• Deanne Pandey

Soled out Shoes? This might help

The right pair of shoes can make all the difference when it comes to enjoying your workout, yet most people are wearing the wrong types of shoes as they pursue their daily health and fitness goals.

And like many things in life, there are a number of common mistakes that people make when choosing a new pair of sports shoes.

1.Choosing the right type of shoes

With hundreds of various shoes & designs to choose from, no wonder you get confused and land up with a wrong pair. Before buying a new pair of sports shoes it’s important to know what type of activity you will be doing. While it may seem simple enough – running shoes for running, walking shoes for walking, tennis shoes for tennis etc, there is a big variance between running shoes for stability, running shoes for a pronator or running shoes for a supinator.Choosing a new pair of shoes involves more than simply walking into a shoe store, trying on a pair of shoes to see if they’re comfortable and paying for them. When you are ready to buy a new pair of sports shoes visit a sports store or a sports-specific shoe store and have your shoes fitted by a professional. They will be able to assess your foot and help you select the best shoe for your foot and your workout.

2. Using Old Shoes

Whenever one re embarks on their fitness journey, they are bound to pick up the old trainers that they previously used to use.

While this may be convenient, it’s not necessary very good for your feet, ankles or knees. Old shoes are often worn and lack support where it’s needed. If you’re committed to reaching your fitness goal, new shoes are as important as your gym membership, sports equipment or workout clothes.

3.Buying Shoes just for appearance

Don’t just buy sneakers based on how they look or because a fitness Instagrammer you love swears by them. Functionality and comfort should be the primary criteria’s when you’re out to buy a pair of sneakers.

4.Wearing your shoes outside the gym

Exercise shoes are comfy, so it’s tempting to wear them around to grocery shop or run errands. But if you’re wearing your sneakers as an everyday shoe and then working out in them later, you could be interfering with their effectiveness for exercise.

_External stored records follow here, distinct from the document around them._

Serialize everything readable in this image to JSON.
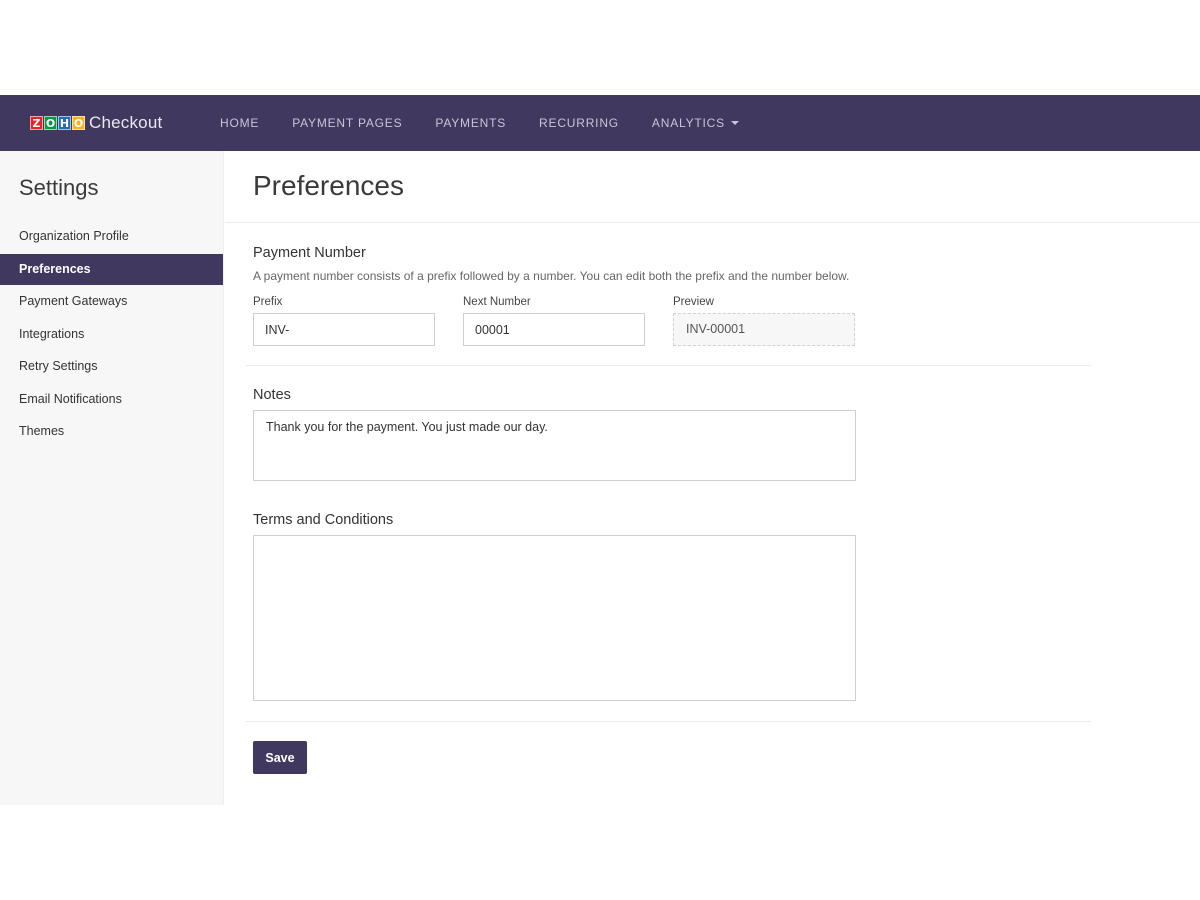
{
  "header": {
    "logo_letters": [
      "Z",
      "O",
      "H",
      "O"
    ],
    "logo_colors": [
      "#e42527",
      "#089949",
      "#226db4",
      "#f9b21d"
    ],
    "brand": "Checkout",
    "nav": [
      {
        "label": "HOME"
      },
      {
        "label": "PAYMENT PAGES"
      },
      {
        "label": "PAYMENTS"
      },
      {
        "label": "RECURRING"
      },
      {
        "label": "ANALYTICS",
        "icon": "caret-down-icon"
      }
    ],
    "accent": "#40385f"
  },
  "sidebar": {
    "title": "Settings",
    "items": [
      {
        "label": "Organization Profile",
        "active": false
      },
      {
        "label": "Preferences",
        "active": true
      },
      {
        "label": "Payment Gateways",
        "active": false
      },
      {
        "label": "Integrations",
        "active": false
      },
      {
        "label": "Retry Settings",
        "active": false
      },
      {
        "label": "Email Notifications",
        "active": false
      },
      {
        "label": "Themes",
        "active": false
      }
    ]
  },
  "main": {
    "title": "Preferences",
    "payment_number": {
      "label": "Payment Number",
      "helper": "A payment number consists of a prefix followed by a number. You can edit both the prefix and the number below.",
      "prefix_label": "Prefix",
      "prefix_value": "INV-",
      "next_label": "Next Number",
      "next_value": "00001",
      "preview_label": "Preview",
      "preview_value": "INV-00001"
    },
    "notes": {
      "label": "Notes",
      "value": "Thank you for the payment. You just made our day."
    },
    "terms": {
      "label": "Terms and Conditions",
      "value": ""
    },
    "save_label": "Save"
  }
}
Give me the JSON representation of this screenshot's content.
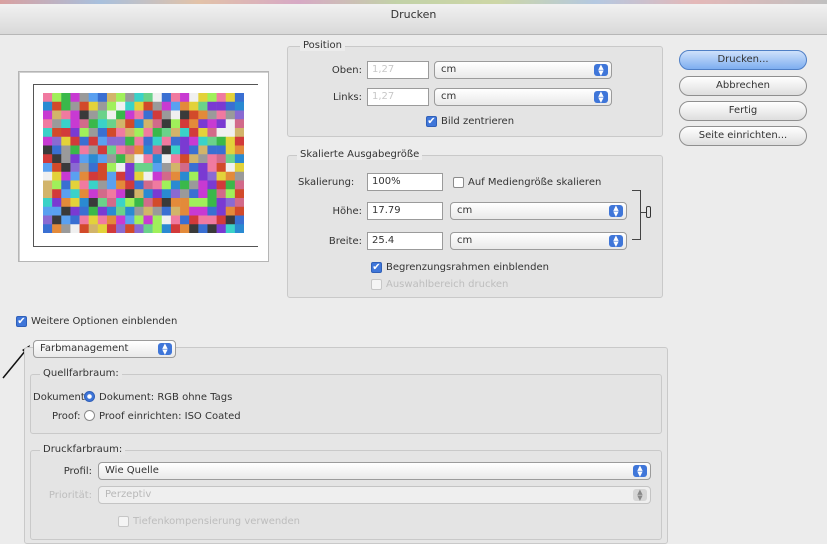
{
  "window": {
    "title": "Drucken"
  },
  "buttons": {
    "print": "Drucken...",
    "cancel": "Abbrechen",
    "done": "Fertig",
    "page_setup": "Seite einrichten..."
  },
  "position": {
    "group_label": "Position",
    "top_label": "Oben:",
    "top_value": "1,27",
    "top_unit": "cm",
    "left_label": "Links:",
    "left_value": "1,27",
    "left_unit": "cm",
    "center_label": "Bild zentrieren",
    "center_checked": true
  },
  "scaled": {
    "group_label": "Skalierte Ausgabegröße",
    "scale_label": "Skalierung:",
    "scale_value": "100%",
    "fit_label": "Auf Mediengröße skalieren",
    "fit_checked": false,
    "height_label": "Höhe:",
    "height_value": "17.79",
    "height_unit": "cm",
    "width_label": "Breite:",
    "width_value": "25.4",
    "width_unit": "cm",
    "bbox_label": "Begrenzungsrahmen einblenden",
    "bbox_checked": true,
    "selection_label": "Auswahlbereich drucken",
    "selection_checked": false
  },
  "more_options": {
    "label": "Weitere Optionen einblenden",
    "checked": true
  },
  "mode_popup": {
    "value": "Farbmanagement"
  },
  "source_space": {
    "group_label": "Quellfarbraum:",
    "document_label": "Dokument:",
    "document_option": "Dokument: RGB ohne Tags",
    "proof_label": "Proof:",
    "proof_option": "Proof einrichten: ISO Coated"
  },
  "print_space": {
    "group_label": "Druckfarbraum:",
    "profile_label": "Profil:",
    "profile_value": "Wie Quelle",
    "priority_label": "Priorität:",
    "priority_value": "Perzeptiv",
    "bpc_label": "Tiefenkompensierung verwenden"
  },
  "colors": {
    "accent": "#3f76d9",
    "background": "#ececec"
  },
  "icons": [
    "link-chain-icon",
    "callout-arrow-icon",
    "checkmark-icon",
    "popup-arrows-icon"
  ]
}
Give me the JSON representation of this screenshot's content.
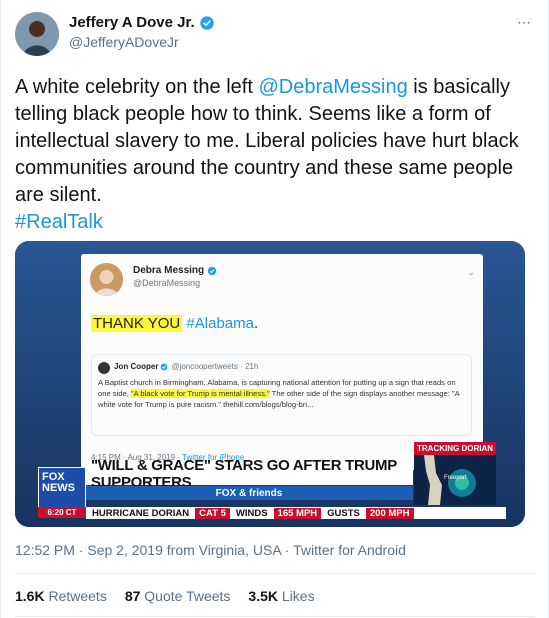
{
  "author": {
    "name": "Jeffery A Dove Jr.",
    "handle": "@JefferyADoveJr",
    "verified": true,
    "avatar_icon": "user-avatar"
  },
  "tweet": {
    "text_1": "A white celebrity on the left ",
    "mention": "@DebraMessing",
    "text_2": " is basically telling black people how to think. Seems like a form of intellectual slavery to me. Liberal policies have hurt black communities around the country and  these same people are silent.",
    "hashtag": "#RealTalk",
    "timestamp": "12:52 PM · Sep 2, 2019 from Virginia, USA · Twitter for Android"
  },
  "stats": {
    "retweets_count": "1.6K",
    "retweets_label": " Retweets",
    "quotes_count": "87",
    "quotes_label": " Quote Tweets",
    "likes_count": "3.5K",
    "likes_label": " Likes"
  },
  "media": {
    "embedded_tweet": {
      "name": "Debra Messing",
      "handle": "@DebraMessing",
      "highlight": "THANK YOU",
      "hashtag": "#Alabama",
      "period": ".",
      "quote": {
        "name": "Jon Cooper",
        "meta": "@joncoopertweets · 21h",
        "body_1": "A Baptist church in Birmingham, Alabama, is capturing national attention for putting up a sign that reads on one side, ",
        "body_highlight": "\"A black vote for Trump is mental illness.\"",
        "body_2": " The other side of the sign displays another message: \"A white vote for Trump is pure racism.\" thehill.com/blogs/blog-bri..."
      },
      "time": "4:15 PM · Aug 31, 2019 · ",
      "via": "Twitter for iPhone"
    },
    "broadcast": {
      "tracking_label": "TRACKING DORIAN",
      "map_label": "Freeport",
      "headline": "\"WILL & GRACE\" STARS GO AFTER TRUMP SUPPORTERS",
      "show": "FOX & friends",
      "logo_line1": "FOX",
      "logo_line2": "NEWS",
      "logo_time": "6:20 CT",
      "ticker": {
        "item1": "HURRICANE DORIAN",
        "item2": "CAT 5",
        "item3": "WINDS",
        "item4": "165 MPH",
        "item5": "GUSTS",
        "item6": "200 MPH"
      }
    }
  },
  "colors": {
    "link": "#1b95e0",
    "muted": "#5b7083",
    "verified": "#1da1f2",
    "highlight": "#fdf83a"
  }
}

Improper workout footwear can cause a number of injuries. Besides the more obvious injuries, including ankle strains and fractures, bunions and corns, some other lesser known injuries are common.

Metatarsalgia, a condition which presents as pain in the ball of the foot, can be worsened by poorly fitting footwear. Pronation is the natural movement of the foot as it rolls inward. This movement absorbs shock by distributing the impact forces generated from the ground. Typically, there would be some splaying of the arch and some shifting of the ankle towards the inside, but the foot may not fully flatten on the ground; the amount of movement depends on the arch height and flexibility of the person. In case of overpronation, the outer edge of the heel hits the ground first, and then the foot rolls inward onto the arch. This overly flattens the foot. Over time, overpronation can damage muscles, tendons, and ligaments, and cause problems that lead to arch pain. Cavus foot is another condition in which the foot has a very high arch. Because of this high arch, an excessive amount of weight is placed on the ball and heel of the foot when walking or standing. It causes great pain and instability. Shoes play a vital role in correcting your steps and overcoming these painful conditions.

Here are some more suggestions about finding the right fit:

  • It is highly recommended that you try on shoes in the afternoon or evening, or after your workout as your feet are largest at these times.

  • Make sure the heel is not slipping. The shoe should not be small, but if your heel keeps slipping out, you need to revisit your lacing or choose a different shoe.

  • When checking for the size, wear the same sports socks you will be using for running and leave half a centimetre or space between your big toe and the end of the shoe. Feet swell during exercise and a shoe that is "just right" in the shop, will most likely feel too small during a run.

  • Laces should be tight so that the shoe doesn't move around, but not so tight that you cut off circulation.

  • Make sure the breath ability of the shoe you choose that matches the weather you are planning to run in. Open mesh helps you cool your feet especially in hot climates, but you wouldn't want it if you run on cold winter mornings.

  • Bend the shoe to make sure it is not overly flexible as this can indicate a lack of support.

Too many people hold onto their sports shoes till they are well pass their prime. If you have had your current shoes for a while and you’ve noticed that the arches of your feet are hurting whenever you take them off or you have aches and pains in your lower body that aren’t normal for you, it’s probably time to say goodbye to your favourite shoes and buy a new pair.Sports shoes are meant to offer support as you work out. If you’re guilty of any of the mistake above, it’s time to head to the shops for some shoe shopping.